Not every desert in the Arabian Peninsula is sand.

The house, the human shelter in this photo sits where the Hejaz mountains fold down onto the flat Tihama coastal plain. The house’s position in the landscape tells the story of: water–there is life; and no water–no life.

In the mid 1980s I lived on the Red Sea coast of Saudi Arabia,  in the Western Region. The area is known historically as the Hejaz after the mountains running north from Jeddah, parallel to the Red Sea coast. This is the region of Mecca and Medina. And the Hejaz mountains divide the Tihama, the coastal plain influenced by the Red Sea from the inland deserts, Nafud, and Nejd.

The first time I heard the phrase in the above image caption, ‘no water–no life’ was in Morocco in the early 1970s. I was sitting with a group of people including a young Moroccan man, from Meknes, whose family originally had been farmers in Taza.

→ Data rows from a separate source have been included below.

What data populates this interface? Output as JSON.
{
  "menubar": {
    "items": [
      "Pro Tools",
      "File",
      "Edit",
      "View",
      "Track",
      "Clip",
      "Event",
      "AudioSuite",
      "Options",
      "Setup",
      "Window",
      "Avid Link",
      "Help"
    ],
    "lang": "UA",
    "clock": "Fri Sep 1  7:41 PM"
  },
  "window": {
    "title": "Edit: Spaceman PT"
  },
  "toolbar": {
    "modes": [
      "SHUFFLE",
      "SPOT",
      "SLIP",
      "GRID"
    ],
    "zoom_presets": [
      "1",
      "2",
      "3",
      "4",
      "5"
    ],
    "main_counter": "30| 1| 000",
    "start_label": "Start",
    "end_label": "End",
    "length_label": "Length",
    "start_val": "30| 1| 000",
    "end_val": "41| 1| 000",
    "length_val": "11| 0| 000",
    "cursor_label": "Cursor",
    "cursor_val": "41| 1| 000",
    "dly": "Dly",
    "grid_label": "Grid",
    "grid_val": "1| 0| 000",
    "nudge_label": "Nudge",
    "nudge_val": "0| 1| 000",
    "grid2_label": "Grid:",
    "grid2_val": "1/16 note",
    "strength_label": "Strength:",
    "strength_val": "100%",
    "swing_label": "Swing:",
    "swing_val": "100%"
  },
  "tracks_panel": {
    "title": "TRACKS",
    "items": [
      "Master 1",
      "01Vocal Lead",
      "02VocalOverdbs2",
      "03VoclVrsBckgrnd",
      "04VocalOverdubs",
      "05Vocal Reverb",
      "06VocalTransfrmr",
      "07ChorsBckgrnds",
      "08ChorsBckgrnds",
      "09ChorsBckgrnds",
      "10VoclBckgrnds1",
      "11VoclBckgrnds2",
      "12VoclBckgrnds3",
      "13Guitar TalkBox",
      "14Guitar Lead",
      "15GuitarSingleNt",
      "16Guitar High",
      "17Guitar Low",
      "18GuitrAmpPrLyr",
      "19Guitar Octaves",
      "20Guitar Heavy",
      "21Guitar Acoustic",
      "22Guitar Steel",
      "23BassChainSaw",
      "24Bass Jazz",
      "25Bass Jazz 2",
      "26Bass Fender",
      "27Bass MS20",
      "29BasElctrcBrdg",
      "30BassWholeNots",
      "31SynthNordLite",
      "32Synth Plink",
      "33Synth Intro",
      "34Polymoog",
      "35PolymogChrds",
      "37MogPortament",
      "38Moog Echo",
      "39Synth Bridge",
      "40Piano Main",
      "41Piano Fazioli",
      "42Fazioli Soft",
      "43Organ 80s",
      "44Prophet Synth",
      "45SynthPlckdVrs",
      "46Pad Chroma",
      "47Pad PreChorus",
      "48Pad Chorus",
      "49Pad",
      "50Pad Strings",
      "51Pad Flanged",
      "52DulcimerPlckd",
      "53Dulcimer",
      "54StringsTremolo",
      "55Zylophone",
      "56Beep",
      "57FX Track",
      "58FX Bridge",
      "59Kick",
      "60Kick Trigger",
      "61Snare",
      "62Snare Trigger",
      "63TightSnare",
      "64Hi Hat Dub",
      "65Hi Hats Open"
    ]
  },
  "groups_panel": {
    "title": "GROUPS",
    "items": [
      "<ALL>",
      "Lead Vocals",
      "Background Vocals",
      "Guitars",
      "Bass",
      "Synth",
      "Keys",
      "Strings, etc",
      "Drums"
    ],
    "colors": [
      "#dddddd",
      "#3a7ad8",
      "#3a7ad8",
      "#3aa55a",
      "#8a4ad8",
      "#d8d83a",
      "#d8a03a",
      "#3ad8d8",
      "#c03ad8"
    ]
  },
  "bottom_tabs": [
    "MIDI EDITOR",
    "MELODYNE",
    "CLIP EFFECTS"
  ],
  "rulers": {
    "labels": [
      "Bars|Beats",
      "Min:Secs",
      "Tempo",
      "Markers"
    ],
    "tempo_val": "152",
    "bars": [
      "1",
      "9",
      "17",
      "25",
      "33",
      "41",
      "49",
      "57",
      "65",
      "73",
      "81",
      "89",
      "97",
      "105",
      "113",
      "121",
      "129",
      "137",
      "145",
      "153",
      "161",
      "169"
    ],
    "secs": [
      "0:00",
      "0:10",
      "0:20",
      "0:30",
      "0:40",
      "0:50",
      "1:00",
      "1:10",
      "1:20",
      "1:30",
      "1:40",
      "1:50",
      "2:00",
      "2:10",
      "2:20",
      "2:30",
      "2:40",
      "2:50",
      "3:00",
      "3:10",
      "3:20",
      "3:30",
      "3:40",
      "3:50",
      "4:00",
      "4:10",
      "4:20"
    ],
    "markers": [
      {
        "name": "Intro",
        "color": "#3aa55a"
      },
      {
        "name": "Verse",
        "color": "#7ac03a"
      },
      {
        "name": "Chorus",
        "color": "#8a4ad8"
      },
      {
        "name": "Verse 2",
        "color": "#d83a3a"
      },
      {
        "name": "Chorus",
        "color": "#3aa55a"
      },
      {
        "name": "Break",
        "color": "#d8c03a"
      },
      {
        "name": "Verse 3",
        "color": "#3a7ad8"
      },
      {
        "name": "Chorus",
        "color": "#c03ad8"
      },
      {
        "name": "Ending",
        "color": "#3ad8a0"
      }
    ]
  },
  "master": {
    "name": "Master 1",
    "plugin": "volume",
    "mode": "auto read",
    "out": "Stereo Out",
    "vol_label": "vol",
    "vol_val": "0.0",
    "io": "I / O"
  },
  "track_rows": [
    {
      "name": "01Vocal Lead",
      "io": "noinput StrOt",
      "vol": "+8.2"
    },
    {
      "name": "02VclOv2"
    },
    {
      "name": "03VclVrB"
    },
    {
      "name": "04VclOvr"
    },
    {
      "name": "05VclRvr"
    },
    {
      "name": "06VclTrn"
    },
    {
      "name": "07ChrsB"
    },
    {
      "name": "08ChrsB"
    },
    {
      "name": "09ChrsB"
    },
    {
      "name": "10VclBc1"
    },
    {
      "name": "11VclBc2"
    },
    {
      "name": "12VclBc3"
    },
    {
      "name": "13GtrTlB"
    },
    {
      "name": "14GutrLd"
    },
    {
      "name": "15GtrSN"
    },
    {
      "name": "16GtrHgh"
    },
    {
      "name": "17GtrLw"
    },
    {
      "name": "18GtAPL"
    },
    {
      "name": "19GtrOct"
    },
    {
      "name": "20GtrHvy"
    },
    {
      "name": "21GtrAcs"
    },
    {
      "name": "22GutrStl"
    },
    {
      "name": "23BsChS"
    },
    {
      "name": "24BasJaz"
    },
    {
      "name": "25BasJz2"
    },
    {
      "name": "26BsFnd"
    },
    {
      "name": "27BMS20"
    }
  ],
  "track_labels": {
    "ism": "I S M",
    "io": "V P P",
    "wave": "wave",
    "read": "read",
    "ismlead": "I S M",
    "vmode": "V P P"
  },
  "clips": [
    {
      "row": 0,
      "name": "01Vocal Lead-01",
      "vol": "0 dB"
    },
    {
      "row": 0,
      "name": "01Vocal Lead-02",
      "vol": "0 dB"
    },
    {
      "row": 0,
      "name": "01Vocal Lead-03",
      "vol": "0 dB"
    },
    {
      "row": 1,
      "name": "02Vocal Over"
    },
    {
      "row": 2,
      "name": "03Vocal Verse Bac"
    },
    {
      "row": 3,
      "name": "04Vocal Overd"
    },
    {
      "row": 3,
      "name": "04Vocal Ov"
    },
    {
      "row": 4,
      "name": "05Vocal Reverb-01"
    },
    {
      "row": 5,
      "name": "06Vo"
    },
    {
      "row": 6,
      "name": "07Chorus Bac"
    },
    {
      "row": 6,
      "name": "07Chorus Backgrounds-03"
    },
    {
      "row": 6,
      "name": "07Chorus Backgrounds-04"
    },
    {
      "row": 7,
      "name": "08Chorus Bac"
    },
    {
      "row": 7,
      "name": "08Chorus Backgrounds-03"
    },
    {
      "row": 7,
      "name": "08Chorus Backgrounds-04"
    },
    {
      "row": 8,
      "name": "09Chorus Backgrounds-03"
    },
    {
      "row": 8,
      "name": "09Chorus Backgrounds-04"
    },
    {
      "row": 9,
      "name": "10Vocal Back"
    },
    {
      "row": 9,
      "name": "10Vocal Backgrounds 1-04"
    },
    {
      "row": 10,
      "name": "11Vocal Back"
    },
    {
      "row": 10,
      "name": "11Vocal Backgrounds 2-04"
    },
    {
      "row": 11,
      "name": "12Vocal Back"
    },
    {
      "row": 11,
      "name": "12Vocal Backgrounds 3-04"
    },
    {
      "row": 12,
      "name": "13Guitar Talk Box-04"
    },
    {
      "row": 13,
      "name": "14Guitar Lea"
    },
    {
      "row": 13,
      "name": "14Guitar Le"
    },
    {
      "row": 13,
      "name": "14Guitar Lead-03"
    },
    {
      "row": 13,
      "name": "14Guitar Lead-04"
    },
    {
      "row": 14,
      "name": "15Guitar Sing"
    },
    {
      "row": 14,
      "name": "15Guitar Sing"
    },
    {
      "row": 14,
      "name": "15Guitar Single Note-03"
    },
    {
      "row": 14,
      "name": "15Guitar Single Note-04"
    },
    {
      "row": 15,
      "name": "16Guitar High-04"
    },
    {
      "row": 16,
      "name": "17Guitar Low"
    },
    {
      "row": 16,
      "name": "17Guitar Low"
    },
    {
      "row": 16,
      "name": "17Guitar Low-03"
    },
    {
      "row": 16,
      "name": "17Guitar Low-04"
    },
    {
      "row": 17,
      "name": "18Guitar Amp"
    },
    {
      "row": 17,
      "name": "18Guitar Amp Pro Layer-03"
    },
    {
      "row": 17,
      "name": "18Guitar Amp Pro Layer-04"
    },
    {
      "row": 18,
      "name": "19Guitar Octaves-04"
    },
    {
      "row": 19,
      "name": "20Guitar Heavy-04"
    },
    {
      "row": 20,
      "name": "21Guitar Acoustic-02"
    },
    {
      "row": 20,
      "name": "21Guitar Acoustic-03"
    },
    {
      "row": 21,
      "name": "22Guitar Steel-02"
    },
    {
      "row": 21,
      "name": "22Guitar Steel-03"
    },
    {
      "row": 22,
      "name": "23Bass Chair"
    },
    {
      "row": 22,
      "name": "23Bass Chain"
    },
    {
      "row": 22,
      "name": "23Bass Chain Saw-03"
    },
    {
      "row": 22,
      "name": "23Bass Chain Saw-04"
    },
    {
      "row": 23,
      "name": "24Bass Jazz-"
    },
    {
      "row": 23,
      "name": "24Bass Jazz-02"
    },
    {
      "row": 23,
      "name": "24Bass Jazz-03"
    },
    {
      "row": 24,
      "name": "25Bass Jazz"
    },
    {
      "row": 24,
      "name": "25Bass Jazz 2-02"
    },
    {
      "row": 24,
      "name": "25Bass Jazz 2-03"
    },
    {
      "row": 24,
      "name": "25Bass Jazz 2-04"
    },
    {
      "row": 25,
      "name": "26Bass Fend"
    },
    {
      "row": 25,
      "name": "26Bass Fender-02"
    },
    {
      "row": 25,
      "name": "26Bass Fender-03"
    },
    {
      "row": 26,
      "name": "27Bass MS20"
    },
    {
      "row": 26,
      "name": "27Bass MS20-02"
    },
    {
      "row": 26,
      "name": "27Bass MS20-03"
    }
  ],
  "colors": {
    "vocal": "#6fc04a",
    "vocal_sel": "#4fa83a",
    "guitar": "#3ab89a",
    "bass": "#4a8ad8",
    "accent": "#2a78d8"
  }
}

He said, “Without water there is no life and no cleanliness.”

Between Nejd and Nafud

In the Nejd and Nafud deserts, it was these sand dune beauties that called…that seemed to be the emissaries of the Empty Quarter, the Rub Al Khali, the world’s largest contiguous sand desert, located in the southern Arabian Peninsula, to the south east of the Asir Mountains and north of Yemen and Oman.

In the 1980s, while living and working in the Kingdom of Saudi Arabia, I travelled the triangle from Jeddah to Riyadh to Medina, touching the edges of the Nejd and Nafud deserts, and then via the Red Sea coast back to Jeddah.  There were always somewhere in the landscape…sand dunes–not always continuous but amongst rocky plains and stony mountains, sand dunes tucked here and there.

Somehow these sand dune emissaries had moved north on their own from the Empty Quarter, and I must say–they began as magnetic attractions for my eyes.

But also their landscape stories, their landscape reputations became magnetic attractions through the ears as heard by St. John Philby, Bertram Thomas, Richard Francis Burton, Wilfred Thesiger, Gertrude Bell and T.E. Lawrence–all authors, all travelers, all mesmerized into their own Arabian Peninsula sand dune desert explorations.